If your company has survey results, statistics, significant developments in terms of a market shift (either geographically or sectorally), then a news release, depending on your objectives for spreading this news, may not be the best way to go. Perhaps the news is best pitched to individual outlets or reporters. One high value piece may trump the “thud factor” that a lot of rebroadcast of your news release would create.

What are the benefits of sharing your news with the marketplace?

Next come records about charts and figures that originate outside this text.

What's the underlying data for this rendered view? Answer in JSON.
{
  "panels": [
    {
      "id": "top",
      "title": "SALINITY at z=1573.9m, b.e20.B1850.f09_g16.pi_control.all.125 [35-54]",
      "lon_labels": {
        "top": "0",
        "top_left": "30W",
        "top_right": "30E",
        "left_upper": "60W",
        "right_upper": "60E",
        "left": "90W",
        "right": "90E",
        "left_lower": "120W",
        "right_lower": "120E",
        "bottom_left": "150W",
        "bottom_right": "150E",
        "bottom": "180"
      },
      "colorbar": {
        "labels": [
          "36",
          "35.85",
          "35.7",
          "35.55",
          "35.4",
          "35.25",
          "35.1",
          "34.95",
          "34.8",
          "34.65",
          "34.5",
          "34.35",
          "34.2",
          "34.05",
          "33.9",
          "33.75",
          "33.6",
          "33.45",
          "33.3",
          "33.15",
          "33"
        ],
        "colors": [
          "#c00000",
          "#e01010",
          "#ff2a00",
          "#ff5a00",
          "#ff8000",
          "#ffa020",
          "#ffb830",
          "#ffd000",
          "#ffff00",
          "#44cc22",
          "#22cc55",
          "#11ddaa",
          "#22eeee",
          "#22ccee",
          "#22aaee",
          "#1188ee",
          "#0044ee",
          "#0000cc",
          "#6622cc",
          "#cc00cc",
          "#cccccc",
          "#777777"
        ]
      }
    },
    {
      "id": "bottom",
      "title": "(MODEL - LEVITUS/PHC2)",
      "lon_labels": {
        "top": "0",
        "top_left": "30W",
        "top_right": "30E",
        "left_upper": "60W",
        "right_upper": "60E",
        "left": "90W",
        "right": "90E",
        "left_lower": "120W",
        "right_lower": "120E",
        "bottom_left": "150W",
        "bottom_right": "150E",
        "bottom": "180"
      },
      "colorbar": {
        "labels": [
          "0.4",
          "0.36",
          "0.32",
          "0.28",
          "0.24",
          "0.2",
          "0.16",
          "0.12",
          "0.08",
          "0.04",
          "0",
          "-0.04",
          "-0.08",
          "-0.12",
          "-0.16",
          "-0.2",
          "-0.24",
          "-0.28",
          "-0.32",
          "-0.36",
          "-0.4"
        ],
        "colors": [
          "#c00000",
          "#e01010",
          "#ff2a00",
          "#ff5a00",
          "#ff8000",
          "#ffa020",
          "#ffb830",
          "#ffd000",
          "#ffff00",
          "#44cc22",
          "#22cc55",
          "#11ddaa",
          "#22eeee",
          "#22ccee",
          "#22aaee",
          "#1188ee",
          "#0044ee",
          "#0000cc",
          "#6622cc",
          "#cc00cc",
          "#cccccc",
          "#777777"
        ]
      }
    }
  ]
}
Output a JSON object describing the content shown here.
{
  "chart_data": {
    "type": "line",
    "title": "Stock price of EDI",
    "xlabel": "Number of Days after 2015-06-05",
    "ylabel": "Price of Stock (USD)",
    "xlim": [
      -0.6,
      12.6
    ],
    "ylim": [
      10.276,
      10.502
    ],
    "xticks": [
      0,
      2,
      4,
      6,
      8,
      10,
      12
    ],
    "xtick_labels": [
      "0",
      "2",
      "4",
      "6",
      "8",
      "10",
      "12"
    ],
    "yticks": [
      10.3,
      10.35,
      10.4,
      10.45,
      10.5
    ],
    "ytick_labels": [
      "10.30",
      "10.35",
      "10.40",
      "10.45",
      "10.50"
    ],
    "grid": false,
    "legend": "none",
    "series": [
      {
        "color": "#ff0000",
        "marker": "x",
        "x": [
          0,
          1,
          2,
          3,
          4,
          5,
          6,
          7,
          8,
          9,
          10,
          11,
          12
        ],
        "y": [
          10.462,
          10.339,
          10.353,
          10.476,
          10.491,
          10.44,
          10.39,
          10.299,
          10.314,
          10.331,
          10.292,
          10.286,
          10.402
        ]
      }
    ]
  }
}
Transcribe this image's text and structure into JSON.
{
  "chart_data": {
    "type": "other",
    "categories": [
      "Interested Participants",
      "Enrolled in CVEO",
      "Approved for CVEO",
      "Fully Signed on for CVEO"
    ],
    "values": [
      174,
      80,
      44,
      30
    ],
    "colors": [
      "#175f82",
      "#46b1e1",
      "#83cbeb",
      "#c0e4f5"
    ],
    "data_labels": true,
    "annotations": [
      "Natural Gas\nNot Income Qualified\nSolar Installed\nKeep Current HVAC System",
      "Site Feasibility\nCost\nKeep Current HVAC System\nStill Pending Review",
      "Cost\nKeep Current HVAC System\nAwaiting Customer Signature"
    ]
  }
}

Market awareness is the chief benefit of disseminating news. Your existing and prospective partners, customers, media targets, analysts covering your space, investors and other stakeholders are made aware of what your company is up to and can make decisions about their engagement and level of interest in your company and its activities based on news that you share with the marketplace. If you don’t tell your marketplace that you’re expanding, that you’re under new leadership, that you’ve been recognized for an achievement or milestone, then they won’t know. Your company’s currency in the marketplace is value – news value and otherwise – and if you miss the chance to harvest that value, it’s a wasted opportunity: your competitor will be featured in a news story rather than you, prospective partners will rule you out as a valuable partner because you appear to be dormant or out of step with the rest of the market, sought after talent will neglect to send you their resume because they didn’t know you were looking… The effects ripple out across your market and put you at a competitive disadvantage. There’s a reason that publicly-traded companies are subject to disclosure rules. If your company does something material, it’s important to share that news with the marketplace. Private companies should follow suit, evaluating their activities and potentially newsworthy happenings to see if they are important enough to distribute. If so, then evaluate what tactic best suits the news and engage with your market appropriately. There’s nothing sadder than visiting a corporate news room to see it’s been more than a year since it’s been updated. Has that company done nothing newsworthy in that time? Doubtful. They’ve just let opportunity pass them by.

Once upon a time…

Take a fictitious company, ABC Corporation. Q2 & Q3 were packed with promotions, trade shows, product updates, executive shuffles and more. But you’d never know it by visiting their website, which was last updated in Q4 of last year. As a result, prospective clients who were doing web research on potential vendors to buy from didn’t add ABC to their long, let alone their short, list. And these prospective clients could likely have taken advantage of sales promotions that would have lowered their costs but since you didn’t publicize these discounts, they paid more to your competitor. ABC did add some prospects to its pipeline but could have certainly added more if the news about the latest additions and upgrades to the platform had been distributed. And ABC is having a difficult time filling open positions on their team or those that are applying don’t target their CVs to the vision of the new president, hired in Q1. But how could they when there’s no trace of the company’s new direction on the website and the company is not getting covered in media roundups and analyst reports on vendors in their space.

This is an extreme example but as you can see neglecting to share your news with the marketplace can have widespread and lasting ramifications and more importantly, a negative impact on your bottom line.